Sarah Bush Johnson – whose husband, a jailer, had died – said yes. She arrived with three children, some cookware … and a collection of books, which Lincoln promptly gravitated to.
Yes, he would grow to be 6-foot-4 and muscular, known for his brief time as a rail-splitter. But Lincoln actually hated farmwork; he wanted to read, write and tell stories.
With a father who disapproved of reading; Abe totaled about one year of education. But he became a self-taught lawyer who also gave strong speeches opposing slavery.
This was not yet “the Great Emancipator”; his idea was to ship slaves back to Africa. But he was a skilled speaker who mixed passion and humor: When one heckler accused him of being two-faced, Lincoln asked, approximately: “If I had another face, do you think I would wear this one?”
He managed to fail upwards.

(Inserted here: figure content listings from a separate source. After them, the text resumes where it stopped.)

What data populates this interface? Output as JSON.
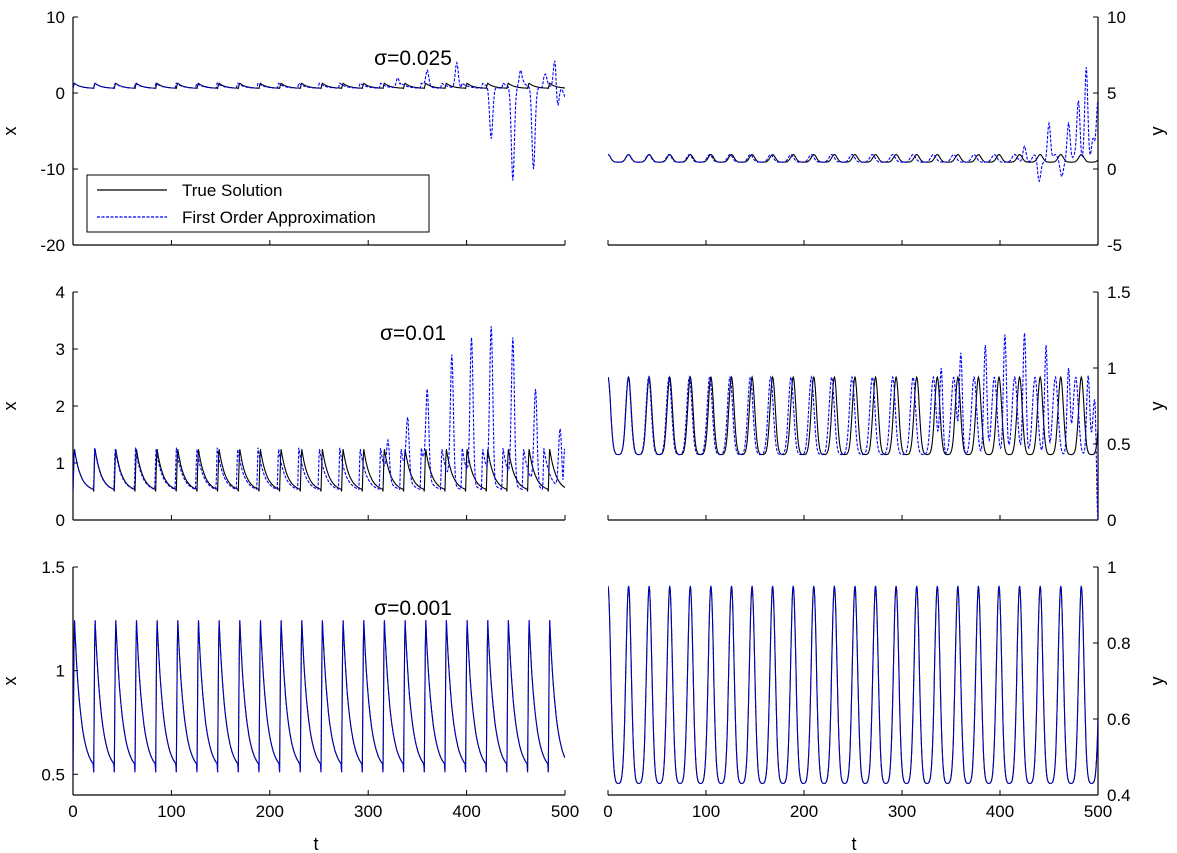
{
  "colors": {
    "true_solution": "#000000",
    "approximation": "#0000ff",
    "axes": "#000000",
    "background": "#ffffff"
  },
  "chart_data": [
    {
      "type": "line",
      "panel": "top-left",
      "annotation": "σ=0.025",
      "xlabel": "",
      "ylabel": "x",
      "xlim": [
        0,
        500
      ],
      "ylim": [
        -20,
        10
      ],
      "yticks": [
        10,
        0,
        -10,
        -20
      ],
      "ytick_labels": [
        "10",
        "0",
        "-10",
        "-20"
      ],
      "xticks": [
        0,
        100,
        200,
        300,
        400,
        500
      ],
      "xtick_labels": [],
      "legend": {
        "placement": "left",
        "entries": [
          "True Solution",
          "First Order Approximation"
        ]
      },
      "series": [
        {
          "name": "True Solution",
          "style": "solid",
          "period": 21,
          "base": 0.6,
          "amplitude": 0.7,
          "shape": "sawtooth",
          "t_range": [
            0,
            500
          ]
        },
        {
          "name": "First Order Approximation",
          "style": "dashed",
          "t_range": [
            0,
            500
          ],
          "spikes": [
            [
              330,
              2
            ],
            [
              360,
              3
            ],
            [
              390,
              4
            ],
            [
              425,
              -6
            ],
            [
              447,
              -11.5
            ],
            [
              455,
              3
            ],
            [
              468,
              -10
            ],
            [
              480,
              2.5
            ],
            [
              490,
              5.5
            ],
            [
              492,
              -3
            ],
            [
              500,
              -0.5
            ]
          ]
        }
      ]
    },
    {
      "type": "line",
      "panel": "top-right",
      "xlabel": "",
      "ylabel": "y",
      "xlim": [
        0,
        500
      ],
      "ylim": [
        -5,
        10
      ],
      "yticks": [
        10,
        5,
        0,
        -5
      ],
      "ytick_labels": [
        "10",
        "5",
        "0",
        "-5"
      ],
      "xticks": [
        0,
        100,
        200,
        300,
        400,
        500
      ],
      "xtick_labels": [],
      "series": [
        {
          "name": "True Solution",
          "style": "solid",
          "period": 21,
          "base": 0.45,
          "amplitude": 0.5,
          "shape": "spike",
          "t_range": [
            0,
            500
          ]
        },
        {
          "name": "First Order Approximation",
          "style": "dashed",
          "t_range": [
            0,
            500
          ],
          "spikes": [
            [
              425,
              1.5
            ],
            [
              440,
              -0.8
            ],
            [
              450,
              3.0
            ],
            [
              463,
              -0.5
            ],
            [
              470,
              3.0
            ],
            [
              480,
              4.5
            ],
            [
              488,
              6.7
            ],
            [
              495,
              2.0
            ],
            [
              500,
              4.5
            ]
          ]
        }
      ]
    },
    {
      "type": "line",
      "panel": "middle-left",
      "annotation": "σ=0.01",
      "xlabel": "",
      "ylabel": "x",
      "xlim": [
        0,
        500
      ],
      "ylim": [
        0,
        4
      ],
      "yticks": [
        4,
        3,
        2,
        1,
        0
      ],
      "ytick_labels": [
        "4",
        "3",
        "2",
        "1",
        "0"
      ],
      "xticks": [
        0,
        100,
        200,
        300,
        400,
        500
      ],
      "xtick_labels": [],
      "series": [
        {
          "name": "True Solution",
          "style": "solid",
          "period": 21,
          "base": 0.5,
          "amplitude": 0.77,
          "shape": "sawtooth",
          "t_range": [
            0,
            500
          ]
        },
        {
          "name": "First Order Approximation",
          "style": "dashed",
          "t_range": [
            0,
            500
          ],
          "spikes": [
            [
              320,
              1.4
            ],
            [
              340,
              1.8
            ],
            [
              360,
              2.3
            ],
            [
              385,
              2.9
            ],
            [
              405,
              3.2
            ],
            [
              425,
              3.4
            ],
            [
              447,
              3.2
            ],
            [
              470,
              2.3
            ],
            [
              495,
              1.6
            ]
          ]
        }
      ]
    },
    {
      "type": "line",
      "panel": "middle-right",
      "xlabel": "",
      "ylabel": "y",
      "xlim": [
        0,
        500
      ],
      "ylim": [
        0,
        1.5
      ],
      "yticks": [
        1.5,
        1,
        0.5,
        0
      ],
      "ytick_labels": [
        "1.5",
        "1",
        "0.5",
        "0"
      ],
      "xticks": [
        0,
        100,
        200,
        300,
        400,
        500
      ],
      "xtick_labels": [],
      "series": [
        {
          "name": "True Solution",
          "style": "solid",
          "period": 21,
          "base": 0.43,
          "amplitude": 0.51,
          "shape": "spike",
          "t_range": [
            0,
            500
          ]
        },
        {
          "name": "First Order Approximation",
          "style": "dashed",
          "t_range": [
            0,
            500
          ],
          "spikes": [
            [
              340,
              1.0
            ],
            [
              360,
              1.1
            ],
            [
              385,
              1.15
            ],
            [
              405,
              1.22
            ],
            [
              425,
              1.23
            ],
            [
              447,
              1.15
            ],
            [
              470,
              1.0
            ],
            [
              490,
              0.95
            ],
            [
              500,
              0.0
            ]
          ]
        }
      ]
    },
    {
      "type": "line",
      "panel": "bottom-left",
      "annotation": "σ=0.001",
      "xlabel": "t",
      "ylabel": "x",
      "xlim": [
        0,
        500
      ],
      "ylim": [
        0.4,
        1.5
      ],
      "yticks": [
        1.5,
        1,
        0.5
      ],
      "ytick_labels": [
        "1.5",
        "1",
        "0.5"
      ],
      "xticks": [
        0,
        100,
        200,
        300,
        400,
        500
      ],
      "xtick_labels": [
        "0",
        "100",
        "200",
        "300",
        "400",
        "500"
      ],
      "series": [
        {
          "name": "True Solution",
          "style": "solid",
          "period": 21,
          "base": 0.51,
          "amplitude": 0.76,
          "shape": "sawtooth",
          "t_range": [
            0,
            500
          ]
        },
        {
          "name": "First Order Approximation",
          "style": "dashed",
          "period": 21,
          "base": 0.51,
          "amplitude": 0.76,
          "shape": "sawtooth",
          "t_range": [
            0,
            500
          ]
        }
      ]
    },
    {
      "type": "line",
      "panel": "bottom-right",
      "xlabel": "t",
      "ylabel": "y",
      "xlim": [
        0,
        500
      ],
      "ylim": [
        0.4,
        1
      ],
      "yticks": [
        1,
        0.8,
        0.6,
        0.4
      ],
      "ytick_labels": [
        "1",
        "0.8",
        "0.6",
        "0.4"
      ],
      "xticks": [
        0,
        100,
        200,
        300,
        400,
        500
      ],
      "xtick_labels": [
        "0",
        "100",
        "200",
        "300",
        "400",
        "500"
      ],
      "series": [
        {
          "name": "True Solution",
          "style": "solid",
          "period": 21,
          "base": 0.43,
          "amplitude": 0.52,
          "shape": "spike",
          "t_range": [
            0,
            500
          ]
        },
        {
          "name": "First Order Approximation",
          "style": "dashed",
          "period": 21,
          "base": 0.43,
          "amplitude": 0.52,
          "shape": "spike",
          "t_range": [
            0,
            500
          ]
        }
      ]
    }
  ]
}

After one term in Congress, he was passed over for a presidential appointment and went home to Illinois. He ran for U.S. Senate against Stephen Douglas and lost … but drew national attention from accounts of the famed Lincoln-Douglas debates. Two years later, in 1860, he would run for president … again facing Douglas.
That happens in the first two hours of an excellent documentary, narrated by Sterling K. Brown. There are four more hours ahead, with a Union to preserve.